# Betta Bowl Moss



## DudeGuy (Feb 14, 2012)

I recently came into the ownership of five adult male bettas. Due to a lack of money and space, I have been keeping them in large (1.5 gallon) fish bowls in a warm (~77 deg F) part of the house. I perform regular maintenance, and the water has stayed crystal clear.
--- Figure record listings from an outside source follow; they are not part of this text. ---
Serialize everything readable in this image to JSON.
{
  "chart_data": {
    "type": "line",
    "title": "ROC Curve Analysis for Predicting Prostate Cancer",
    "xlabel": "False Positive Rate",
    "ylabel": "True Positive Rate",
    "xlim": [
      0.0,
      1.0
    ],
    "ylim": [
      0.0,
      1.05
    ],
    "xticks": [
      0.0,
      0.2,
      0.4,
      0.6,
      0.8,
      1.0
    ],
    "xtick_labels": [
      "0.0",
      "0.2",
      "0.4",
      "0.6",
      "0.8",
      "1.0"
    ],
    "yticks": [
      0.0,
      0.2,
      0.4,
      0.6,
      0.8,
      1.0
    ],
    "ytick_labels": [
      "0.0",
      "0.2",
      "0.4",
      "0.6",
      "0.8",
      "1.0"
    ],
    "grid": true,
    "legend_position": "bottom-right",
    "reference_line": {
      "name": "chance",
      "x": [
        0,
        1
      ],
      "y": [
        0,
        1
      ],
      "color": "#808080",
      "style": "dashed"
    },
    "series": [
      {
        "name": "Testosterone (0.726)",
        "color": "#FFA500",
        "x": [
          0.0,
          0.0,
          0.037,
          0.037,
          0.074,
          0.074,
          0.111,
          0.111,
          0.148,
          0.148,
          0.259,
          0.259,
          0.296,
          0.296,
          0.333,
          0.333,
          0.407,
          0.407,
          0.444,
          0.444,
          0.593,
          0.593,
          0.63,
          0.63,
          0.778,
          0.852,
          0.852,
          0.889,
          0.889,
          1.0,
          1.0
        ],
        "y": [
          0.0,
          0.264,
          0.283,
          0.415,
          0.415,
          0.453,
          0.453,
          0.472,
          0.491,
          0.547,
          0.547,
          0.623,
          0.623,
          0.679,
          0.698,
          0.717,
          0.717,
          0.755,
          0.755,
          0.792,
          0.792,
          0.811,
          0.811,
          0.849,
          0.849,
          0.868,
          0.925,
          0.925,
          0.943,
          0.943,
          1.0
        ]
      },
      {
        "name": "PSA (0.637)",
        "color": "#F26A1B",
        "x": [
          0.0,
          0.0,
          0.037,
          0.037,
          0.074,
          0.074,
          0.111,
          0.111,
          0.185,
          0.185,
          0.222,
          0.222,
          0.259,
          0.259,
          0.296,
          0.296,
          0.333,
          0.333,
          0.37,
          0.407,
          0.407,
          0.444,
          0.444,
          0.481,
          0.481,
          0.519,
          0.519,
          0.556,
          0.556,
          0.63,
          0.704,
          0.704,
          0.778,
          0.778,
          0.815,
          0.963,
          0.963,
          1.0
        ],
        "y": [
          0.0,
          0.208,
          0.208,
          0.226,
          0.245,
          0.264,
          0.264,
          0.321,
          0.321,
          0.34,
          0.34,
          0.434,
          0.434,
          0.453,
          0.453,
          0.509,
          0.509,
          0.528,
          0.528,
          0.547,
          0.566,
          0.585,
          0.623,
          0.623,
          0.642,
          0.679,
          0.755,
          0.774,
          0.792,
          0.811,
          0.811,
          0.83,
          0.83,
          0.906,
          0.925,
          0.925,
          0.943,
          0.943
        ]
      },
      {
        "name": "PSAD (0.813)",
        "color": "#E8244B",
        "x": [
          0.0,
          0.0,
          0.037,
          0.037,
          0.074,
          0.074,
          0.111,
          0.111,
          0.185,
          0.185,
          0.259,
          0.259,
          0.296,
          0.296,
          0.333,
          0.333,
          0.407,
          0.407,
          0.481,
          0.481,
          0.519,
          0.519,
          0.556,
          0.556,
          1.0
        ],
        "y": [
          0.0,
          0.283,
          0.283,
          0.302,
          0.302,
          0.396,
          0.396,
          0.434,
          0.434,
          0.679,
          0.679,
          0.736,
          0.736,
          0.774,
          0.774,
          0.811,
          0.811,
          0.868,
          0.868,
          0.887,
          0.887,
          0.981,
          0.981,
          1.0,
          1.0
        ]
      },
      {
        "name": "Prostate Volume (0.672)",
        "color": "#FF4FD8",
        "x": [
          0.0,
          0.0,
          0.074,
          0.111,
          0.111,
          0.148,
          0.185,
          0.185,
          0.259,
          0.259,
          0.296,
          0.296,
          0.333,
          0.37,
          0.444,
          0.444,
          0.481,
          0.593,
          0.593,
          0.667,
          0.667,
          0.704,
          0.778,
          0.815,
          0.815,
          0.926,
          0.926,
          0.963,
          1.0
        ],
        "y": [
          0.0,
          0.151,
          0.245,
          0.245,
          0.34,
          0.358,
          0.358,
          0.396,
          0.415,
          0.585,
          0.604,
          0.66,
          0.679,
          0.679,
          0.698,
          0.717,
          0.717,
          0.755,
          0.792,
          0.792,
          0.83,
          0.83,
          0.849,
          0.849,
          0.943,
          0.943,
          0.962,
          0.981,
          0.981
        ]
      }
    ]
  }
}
I've been told that Java Moss helps to keep nitrite levels down and promotes healthier fish. However, I only have access to Taiwan Moss. Can Taiwan Moss perform a similar job of keeping the water clean?

Thanks for your time.


----------



## bmlbytes (Aug 1, 2009)

Sure thing. The idea is that you get a plant in there. A plant will absorb the ammonias and nitrates, and turn them into nitrogen gas. You will need a good light over each bowl to make sure the plants grow well though.


----------



## DudeGuy (Feb 14, 2012)

Will I need to trim the Taiwan Moss regularly or remove dead parts of it? How does it tend to grow?


----------



## emc7 (Jul 23, 2005)

Take it out and rinse the gunk out (it will collect food and poop) periodically. Split it when there isn't enough swimming room left. You can usually get a buck for a ball of it. It it changes color, throw dead parts out.


----------